Del. Shank files for re-election

June 23, 2006|by TAMELA BAKER


So far as Del. Christopher B. Shank was concerned, there couldn't be a better day to file for re-election.

The Washington County Republican was in Annapolis Thursday to watch Gov. Robert Ehrlich sign a comprehensive bill to tighten up penalties and monitoring for sex offenders, a piece of legislation Shank had worked hard to get the General Assembly to approve. It had died in the final moments of the legislature's regular session in April; last week's special session on utility rates afforded another chance to get the bill passed, and when the score was tallied, the bill won unanimous approval in the House and received only five negative votes in the Senate.

Watching Ehrlich sign the bill gave Shank "a big sense of accomplishment," he said. Afterward, he went over to the state elections office and signed up for another four years.

After eight years of representing District 2B, which encompasses an area stretching from just east of Hagerstown through most of southern Washington County, Shank said, "I still wake up every day and love doing my job."


So far, Shank has no challengers in his bid for a third term in the General Assembly.

Shank defeated former Del. D. Bruce Poole by fewer than 250 votes to win the seat in 1998, then trounced Democratic challenger David Russo by better than a 2-to-1 margin in 2002.

From his position on the House Judiciary Committee, Shank has championed a number of bills aimed at "protecting children, protecting families and public safety," he said. Those include bills to crack down on Internet pornography and online predators, as well as this year's sex offender bill.
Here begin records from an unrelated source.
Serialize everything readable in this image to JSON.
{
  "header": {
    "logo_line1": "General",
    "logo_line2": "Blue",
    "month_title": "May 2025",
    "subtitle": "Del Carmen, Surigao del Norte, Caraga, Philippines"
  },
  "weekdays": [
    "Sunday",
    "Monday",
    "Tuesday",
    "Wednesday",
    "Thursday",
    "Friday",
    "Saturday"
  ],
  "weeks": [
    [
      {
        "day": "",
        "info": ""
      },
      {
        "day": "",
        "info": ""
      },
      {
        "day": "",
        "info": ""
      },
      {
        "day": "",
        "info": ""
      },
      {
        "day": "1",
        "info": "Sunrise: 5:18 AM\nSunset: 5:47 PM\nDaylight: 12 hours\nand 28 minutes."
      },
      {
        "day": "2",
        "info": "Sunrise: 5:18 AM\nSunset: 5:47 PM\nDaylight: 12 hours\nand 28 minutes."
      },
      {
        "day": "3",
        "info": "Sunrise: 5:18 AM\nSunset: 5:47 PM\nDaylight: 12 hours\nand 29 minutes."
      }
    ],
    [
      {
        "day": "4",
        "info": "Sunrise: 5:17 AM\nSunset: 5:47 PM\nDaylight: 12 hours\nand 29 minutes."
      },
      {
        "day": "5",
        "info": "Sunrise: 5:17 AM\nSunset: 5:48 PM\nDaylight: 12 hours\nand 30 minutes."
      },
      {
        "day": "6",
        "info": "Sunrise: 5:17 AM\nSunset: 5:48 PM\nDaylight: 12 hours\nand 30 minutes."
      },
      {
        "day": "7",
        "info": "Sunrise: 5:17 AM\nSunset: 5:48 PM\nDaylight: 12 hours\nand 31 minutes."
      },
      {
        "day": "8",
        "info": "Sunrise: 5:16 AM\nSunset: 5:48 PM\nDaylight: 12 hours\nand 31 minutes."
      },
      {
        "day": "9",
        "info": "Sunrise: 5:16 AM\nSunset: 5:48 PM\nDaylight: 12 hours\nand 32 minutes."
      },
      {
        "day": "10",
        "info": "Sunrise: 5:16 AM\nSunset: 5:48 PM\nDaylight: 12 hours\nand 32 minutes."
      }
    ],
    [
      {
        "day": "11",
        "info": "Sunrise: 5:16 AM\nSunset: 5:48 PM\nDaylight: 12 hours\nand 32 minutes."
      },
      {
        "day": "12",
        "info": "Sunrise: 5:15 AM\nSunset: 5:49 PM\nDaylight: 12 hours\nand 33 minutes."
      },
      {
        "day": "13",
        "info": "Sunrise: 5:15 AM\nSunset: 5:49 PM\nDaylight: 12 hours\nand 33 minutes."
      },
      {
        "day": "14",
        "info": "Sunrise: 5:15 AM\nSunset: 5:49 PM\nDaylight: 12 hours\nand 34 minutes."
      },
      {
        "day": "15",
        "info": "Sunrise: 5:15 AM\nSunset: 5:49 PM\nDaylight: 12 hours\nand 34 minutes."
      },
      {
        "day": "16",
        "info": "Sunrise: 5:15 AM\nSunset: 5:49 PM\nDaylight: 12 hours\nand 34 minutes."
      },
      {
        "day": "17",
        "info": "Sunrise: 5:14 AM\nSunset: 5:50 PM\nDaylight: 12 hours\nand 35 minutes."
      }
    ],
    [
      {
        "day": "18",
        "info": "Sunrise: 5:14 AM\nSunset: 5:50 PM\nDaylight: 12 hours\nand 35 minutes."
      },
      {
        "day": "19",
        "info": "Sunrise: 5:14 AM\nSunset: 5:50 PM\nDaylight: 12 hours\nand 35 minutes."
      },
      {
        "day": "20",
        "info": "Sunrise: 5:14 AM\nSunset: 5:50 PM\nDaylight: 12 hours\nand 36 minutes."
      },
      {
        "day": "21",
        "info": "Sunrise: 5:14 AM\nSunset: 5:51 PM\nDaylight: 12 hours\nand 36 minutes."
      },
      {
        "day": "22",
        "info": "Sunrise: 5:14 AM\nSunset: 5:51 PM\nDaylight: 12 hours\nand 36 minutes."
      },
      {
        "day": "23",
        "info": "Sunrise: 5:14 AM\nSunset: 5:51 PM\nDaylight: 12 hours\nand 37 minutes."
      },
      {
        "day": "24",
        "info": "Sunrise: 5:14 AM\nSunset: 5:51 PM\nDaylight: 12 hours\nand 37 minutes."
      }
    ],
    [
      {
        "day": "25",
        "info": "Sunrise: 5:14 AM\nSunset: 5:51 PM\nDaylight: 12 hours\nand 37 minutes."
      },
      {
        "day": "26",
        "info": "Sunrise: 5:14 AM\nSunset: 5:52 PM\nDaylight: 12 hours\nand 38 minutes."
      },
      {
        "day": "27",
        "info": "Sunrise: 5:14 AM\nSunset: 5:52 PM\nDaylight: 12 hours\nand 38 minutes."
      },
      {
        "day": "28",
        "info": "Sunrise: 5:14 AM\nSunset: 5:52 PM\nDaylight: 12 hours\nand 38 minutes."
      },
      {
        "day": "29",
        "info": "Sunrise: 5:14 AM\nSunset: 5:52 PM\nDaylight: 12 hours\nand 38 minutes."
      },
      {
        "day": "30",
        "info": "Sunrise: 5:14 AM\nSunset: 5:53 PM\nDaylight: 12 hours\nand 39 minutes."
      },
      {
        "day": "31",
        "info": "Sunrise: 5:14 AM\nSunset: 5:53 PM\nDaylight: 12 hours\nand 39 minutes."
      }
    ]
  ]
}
He also sponsored a companion bill this year to Senate legislation to provide confidentiality for victims of domestic violence. Sen. Alex X. Mooney, R-Washington/Frederick, had attempted for three years to get the bill passed, but until this year, it stalled in the House.

But Shank said there remain unresolved issues he wants to tackle in a new term, such as relief for physicians facing mounting medical malpractice insurance charges.

"We have got to readdress this and we've gotta get it done," Shank said.

Shank currently serves as chairman of the Washington County Delegation. In that role, he said, he's concerned about continuing challenges posed by development.

"I've been hearing a lot of quality of life concerns" from constituents, Shank said, adding that he wants the county to "stay a unique place to raise a family, and a safe place to raise a family."